Install the BaseX XML database and create a database with the file 'restaurants_basex.json'. Formulate all queries from the Task 01 (1) to (8) with XPath/XQuery in BaseX. The content of both json files is the same, so you should retrieve the same results as with the MongoDB solution. You can execute the queries directly in the BaseX GUI. After succesful execution in BaseX just copy and paste the queries into the cell below.

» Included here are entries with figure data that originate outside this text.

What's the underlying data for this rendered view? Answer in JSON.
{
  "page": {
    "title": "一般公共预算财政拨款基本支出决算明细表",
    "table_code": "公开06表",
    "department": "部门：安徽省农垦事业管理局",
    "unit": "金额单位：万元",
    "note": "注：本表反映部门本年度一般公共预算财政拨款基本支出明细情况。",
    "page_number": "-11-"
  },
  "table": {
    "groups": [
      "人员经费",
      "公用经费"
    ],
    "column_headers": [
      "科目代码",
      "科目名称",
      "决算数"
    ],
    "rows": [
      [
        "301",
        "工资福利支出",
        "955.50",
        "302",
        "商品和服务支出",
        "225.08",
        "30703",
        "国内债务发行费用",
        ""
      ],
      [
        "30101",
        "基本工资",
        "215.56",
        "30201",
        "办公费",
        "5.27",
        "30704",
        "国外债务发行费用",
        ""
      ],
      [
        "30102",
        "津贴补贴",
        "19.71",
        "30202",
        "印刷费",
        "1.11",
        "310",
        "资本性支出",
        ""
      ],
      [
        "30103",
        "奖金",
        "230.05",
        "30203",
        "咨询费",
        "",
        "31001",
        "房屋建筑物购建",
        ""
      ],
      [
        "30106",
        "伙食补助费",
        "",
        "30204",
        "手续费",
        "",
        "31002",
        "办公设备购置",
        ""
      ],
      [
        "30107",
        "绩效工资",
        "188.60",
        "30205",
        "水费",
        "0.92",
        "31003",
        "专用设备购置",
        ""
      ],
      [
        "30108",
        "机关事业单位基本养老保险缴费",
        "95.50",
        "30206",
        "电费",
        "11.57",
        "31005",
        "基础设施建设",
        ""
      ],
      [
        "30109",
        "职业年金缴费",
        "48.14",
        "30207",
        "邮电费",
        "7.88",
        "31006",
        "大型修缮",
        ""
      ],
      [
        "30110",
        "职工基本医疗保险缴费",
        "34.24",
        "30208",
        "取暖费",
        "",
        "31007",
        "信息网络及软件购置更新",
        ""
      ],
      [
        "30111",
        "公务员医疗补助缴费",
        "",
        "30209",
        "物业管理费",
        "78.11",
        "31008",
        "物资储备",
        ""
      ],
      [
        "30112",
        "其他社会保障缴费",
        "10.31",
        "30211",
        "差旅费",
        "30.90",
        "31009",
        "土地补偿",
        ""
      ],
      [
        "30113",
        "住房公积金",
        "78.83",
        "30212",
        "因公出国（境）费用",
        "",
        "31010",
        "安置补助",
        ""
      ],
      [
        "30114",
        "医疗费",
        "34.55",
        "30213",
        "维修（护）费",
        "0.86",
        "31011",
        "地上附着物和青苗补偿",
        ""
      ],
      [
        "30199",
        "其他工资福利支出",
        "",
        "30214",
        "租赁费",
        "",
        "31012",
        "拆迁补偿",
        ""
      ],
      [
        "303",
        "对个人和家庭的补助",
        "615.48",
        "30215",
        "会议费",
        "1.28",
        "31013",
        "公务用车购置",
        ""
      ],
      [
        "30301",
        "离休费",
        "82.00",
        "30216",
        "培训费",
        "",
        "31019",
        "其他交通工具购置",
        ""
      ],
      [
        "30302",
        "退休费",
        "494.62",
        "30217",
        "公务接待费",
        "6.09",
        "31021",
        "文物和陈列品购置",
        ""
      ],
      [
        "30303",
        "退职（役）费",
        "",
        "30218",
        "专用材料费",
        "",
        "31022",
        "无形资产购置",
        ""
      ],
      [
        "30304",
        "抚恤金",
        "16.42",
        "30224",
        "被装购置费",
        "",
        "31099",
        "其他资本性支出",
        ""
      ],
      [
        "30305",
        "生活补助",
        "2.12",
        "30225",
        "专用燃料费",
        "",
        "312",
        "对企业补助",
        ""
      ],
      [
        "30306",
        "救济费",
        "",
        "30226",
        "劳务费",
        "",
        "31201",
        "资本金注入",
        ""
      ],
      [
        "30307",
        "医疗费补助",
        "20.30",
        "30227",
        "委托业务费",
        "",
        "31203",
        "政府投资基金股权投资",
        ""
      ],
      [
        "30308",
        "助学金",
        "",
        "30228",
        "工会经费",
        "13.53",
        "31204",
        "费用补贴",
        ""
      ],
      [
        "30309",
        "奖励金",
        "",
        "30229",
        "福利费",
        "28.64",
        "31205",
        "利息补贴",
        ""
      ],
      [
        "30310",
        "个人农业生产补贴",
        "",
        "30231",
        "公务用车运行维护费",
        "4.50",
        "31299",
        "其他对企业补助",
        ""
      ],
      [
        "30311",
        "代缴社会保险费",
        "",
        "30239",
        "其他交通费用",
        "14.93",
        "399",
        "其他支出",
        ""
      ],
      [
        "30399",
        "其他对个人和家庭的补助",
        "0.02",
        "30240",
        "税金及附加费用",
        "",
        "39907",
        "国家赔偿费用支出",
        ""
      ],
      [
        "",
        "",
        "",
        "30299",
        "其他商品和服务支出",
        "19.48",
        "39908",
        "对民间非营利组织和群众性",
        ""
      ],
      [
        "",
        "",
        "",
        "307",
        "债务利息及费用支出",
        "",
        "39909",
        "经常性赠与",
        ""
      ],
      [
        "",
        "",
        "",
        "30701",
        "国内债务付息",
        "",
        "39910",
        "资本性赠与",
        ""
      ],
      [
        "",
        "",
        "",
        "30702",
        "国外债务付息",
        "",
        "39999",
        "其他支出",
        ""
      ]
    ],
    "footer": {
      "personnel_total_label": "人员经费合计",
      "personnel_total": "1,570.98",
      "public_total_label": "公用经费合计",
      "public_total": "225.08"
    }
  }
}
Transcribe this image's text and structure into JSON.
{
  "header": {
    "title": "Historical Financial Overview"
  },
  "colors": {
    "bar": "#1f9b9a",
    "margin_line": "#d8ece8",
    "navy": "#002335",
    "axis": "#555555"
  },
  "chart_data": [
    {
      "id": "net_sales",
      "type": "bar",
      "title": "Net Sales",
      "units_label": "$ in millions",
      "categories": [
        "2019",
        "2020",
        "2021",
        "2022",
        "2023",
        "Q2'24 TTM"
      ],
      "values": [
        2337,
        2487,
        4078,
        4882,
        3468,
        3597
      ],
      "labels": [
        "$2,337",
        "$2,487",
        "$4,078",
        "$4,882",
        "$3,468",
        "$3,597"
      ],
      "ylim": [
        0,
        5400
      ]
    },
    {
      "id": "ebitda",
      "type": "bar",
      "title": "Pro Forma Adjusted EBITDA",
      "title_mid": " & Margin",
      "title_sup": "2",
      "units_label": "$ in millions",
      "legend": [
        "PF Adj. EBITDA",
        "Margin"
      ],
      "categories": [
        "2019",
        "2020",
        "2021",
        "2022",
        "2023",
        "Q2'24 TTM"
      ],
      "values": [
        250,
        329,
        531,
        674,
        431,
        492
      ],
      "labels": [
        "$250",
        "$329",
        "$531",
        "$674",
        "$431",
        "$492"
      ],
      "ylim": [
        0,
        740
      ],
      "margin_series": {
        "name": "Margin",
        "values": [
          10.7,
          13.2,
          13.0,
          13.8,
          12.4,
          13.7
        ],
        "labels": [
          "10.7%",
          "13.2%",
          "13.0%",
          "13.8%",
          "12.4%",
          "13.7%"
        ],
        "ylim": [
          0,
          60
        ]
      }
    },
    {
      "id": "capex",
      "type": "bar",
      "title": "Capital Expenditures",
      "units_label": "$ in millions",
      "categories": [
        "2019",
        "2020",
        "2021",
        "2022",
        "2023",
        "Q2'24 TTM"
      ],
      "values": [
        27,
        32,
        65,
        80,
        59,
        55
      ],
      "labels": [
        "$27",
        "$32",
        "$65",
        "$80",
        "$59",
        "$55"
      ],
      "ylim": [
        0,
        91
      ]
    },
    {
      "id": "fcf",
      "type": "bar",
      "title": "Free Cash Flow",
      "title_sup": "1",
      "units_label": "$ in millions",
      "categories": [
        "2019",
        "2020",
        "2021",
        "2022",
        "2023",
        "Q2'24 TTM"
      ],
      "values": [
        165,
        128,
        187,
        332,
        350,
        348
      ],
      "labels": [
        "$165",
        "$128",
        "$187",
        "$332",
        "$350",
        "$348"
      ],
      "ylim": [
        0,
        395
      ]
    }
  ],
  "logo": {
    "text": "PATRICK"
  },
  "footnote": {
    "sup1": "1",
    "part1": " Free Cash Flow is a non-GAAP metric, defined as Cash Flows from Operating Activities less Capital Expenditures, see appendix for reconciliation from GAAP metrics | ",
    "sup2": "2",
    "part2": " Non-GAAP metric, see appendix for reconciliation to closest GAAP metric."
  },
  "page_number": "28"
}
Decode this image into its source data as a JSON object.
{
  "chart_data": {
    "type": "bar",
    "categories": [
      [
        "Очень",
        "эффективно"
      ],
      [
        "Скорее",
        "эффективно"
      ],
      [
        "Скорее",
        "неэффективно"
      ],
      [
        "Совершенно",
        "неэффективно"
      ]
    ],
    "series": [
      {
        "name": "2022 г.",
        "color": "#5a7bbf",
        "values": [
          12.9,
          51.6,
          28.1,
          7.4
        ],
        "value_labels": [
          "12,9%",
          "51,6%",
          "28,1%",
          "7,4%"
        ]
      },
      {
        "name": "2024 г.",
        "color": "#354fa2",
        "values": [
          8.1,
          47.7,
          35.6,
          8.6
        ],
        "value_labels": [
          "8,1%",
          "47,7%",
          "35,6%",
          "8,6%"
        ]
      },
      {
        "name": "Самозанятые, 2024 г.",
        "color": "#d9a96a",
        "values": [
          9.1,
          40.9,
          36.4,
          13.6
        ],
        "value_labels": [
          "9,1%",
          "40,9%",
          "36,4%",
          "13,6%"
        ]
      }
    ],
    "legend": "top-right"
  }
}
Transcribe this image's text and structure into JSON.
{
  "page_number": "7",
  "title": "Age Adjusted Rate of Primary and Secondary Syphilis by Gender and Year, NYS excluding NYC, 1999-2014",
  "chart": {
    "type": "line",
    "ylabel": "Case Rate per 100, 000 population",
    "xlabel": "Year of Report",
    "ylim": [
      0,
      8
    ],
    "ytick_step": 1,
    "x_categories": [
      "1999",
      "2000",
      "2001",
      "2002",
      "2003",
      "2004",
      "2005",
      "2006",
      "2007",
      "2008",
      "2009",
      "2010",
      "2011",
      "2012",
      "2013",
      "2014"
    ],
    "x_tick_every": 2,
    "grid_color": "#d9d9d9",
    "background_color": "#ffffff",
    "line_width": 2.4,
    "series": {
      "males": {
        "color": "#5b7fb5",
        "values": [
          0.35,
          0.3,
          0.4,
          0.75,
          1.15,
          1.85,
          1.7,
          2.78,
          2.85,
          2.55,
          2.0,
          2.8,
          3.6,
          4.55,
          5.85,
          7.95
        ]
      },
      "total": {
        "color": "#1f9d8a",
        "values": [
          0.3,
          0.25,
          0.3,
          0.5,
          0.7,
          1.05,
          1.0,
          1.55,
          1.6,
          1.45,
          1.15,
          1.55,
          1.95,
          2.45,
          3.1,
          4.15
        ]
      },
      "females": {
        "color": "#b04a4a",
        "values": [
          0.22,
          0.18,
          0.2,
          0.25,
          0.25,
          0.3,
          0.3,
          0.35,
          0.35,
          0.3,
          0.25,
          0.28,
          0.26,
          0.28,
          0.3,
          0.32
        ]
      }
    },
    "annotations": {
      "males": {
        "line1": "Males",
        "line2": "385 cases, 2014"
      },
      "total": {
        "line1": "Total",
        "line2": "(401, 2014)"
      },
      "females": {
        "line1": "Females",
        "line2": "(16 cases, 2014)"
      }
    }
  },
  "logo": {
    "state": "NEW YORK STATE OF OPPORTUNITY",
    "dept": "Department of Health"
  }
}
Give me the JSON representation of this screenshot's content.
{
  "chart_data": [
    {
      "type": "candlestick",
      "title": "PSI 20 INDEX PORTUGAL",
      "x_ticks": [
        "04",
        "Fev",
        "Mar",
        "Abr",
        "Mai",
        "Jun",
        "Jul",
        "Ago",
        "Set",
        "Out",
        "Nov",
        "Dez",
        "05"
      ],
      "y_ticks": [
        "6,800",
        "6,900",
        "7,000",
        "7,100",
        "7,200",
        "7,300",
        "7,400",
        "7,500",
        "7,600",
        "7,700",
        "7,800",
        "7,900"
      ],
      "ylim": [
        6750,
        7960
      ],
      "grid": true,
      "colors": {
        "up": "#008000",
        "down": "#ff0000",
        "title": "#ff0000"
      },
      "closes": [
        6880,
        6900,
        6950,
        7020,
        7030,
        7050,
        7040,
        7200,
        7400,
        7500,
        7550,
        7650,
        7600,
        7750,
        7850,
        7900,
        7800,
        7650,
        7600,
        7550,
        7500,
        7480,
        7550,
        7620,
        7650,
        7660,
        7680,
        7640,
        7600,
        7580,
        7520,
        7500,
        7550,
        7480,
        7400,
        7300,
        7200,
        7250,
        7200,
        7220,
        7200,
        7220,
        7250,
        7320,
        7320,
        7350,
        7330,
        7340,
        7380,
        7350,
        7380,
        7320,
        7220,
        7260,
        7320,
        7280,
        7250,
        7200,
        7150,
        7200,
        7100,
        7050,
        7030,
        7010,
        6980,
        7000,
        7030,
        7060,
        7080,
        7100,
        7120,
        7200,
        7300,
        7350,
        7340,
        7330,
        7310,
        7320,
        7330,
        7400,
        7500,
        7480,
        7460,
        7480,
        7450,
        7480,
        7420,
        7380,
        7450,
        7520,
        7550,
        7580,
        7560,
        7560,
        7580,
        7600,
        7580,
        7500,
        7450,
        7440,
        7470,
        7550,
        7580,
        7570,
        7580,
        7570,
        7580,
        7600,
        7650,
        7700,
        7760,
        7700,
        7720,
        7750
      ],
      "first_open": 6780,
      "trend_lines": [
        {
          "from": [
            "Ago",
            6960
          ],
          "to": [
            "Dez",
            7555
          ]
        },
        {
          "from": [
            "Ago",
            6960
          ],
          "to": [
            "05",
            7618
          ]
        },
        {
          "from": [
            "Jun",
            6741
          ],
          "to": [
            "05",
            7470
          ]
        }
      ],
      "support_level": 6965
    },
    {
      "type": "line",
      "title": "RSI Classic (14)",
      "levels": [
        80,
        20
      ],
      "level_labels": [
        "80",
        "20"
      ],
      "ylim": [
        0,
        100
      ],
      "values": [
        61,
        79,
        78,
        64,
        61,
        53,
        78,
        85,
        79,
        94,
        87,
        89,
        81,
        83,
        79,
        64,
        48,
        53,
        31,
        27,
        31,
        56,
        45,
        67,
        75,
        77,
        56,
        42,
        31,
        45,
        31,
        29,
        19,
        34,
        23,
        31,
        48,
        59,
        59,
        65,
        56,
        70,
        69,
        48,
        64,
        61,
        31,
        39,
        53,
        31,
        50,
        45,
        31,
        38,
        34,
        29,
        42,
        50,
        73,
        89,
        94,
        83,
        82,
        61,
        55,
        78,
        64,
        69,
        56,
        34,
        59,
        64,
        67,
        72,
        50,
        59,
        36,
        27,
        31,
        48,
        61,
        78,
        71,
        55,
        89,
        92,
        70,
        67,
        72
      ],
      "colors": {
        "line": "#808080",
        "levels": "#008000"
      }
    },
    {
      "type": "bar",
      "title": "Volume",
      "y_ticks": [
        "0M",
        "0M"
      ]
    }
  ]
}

If a query is not expressible in XPath/XQuery write down not possible and the reason.

Answer...

(1) 
count(collection("restaurants")//address)

(2)
(for $item in collection("restaurants")//_
where $item/borough = "Bronx"
return $item/name/text())[position() = 1 to 5]

(3) 
???

(4)
for $item in collection("restaurants")//_
where matches($item/name, "^Wil")
return $item/name/text()

(5)
for $item in collection("restaurants")//_
where not(matches($item/borough, "Staten Island"))
and not(matches($item/borough, "Queens"))
and not(matches($item/borough, "Bronx"))
and not(matches($item/borough, "Brooklyn"))
return $item/name/text()

(6)
for $item in collection("restaurants")//_
let $item_ref := $item/borough
group by $item_ref
return($item_ref, count($item))

(7)
for $item in collection("restaurants")//_
where matches($item/name, "Mexican")
and not(matches($item/cuisine, "Mexican"))
return $item/name/text()

(8)
for $item in collection("restaurants")//_
where matches($item/cuisine, "Bakery")
and matches($item/name, "sugar", "i")
return $item/name/text()

#### Task 03: Conclusions [4 points]. 
Write 5-10 sentences with your conclusions concerning performance, usability etc. between using MongoDB and BaseX.

When setting up BaseX, it quickly becomes apparent that the installation is much more complex and less self-explanatory than that of MongoDB. Since MongoDB is one of the most widely used document stores, it is easy to find relevant resources on the Internet if you have initial difficulties, which is less the case with BaseX. BaseX offers as well as MongoDB an interactive GUI, which is however also less user-friendly than that of MongoDB. MongoDB offers many server-side integrations, including Python with the library pymongo, with a very simple API that makes it very easy to create and manage a MongoDB database and write queries directly in Python, which is not the case with BaseX.
XQuery is a suitable tool to analyze XML data, which MongoDB is not.

MongoDB also offers the possibility to keep some or all structures only in main memory by means of in-memory support, which BaseX does not offer and thus represents a performance advantage.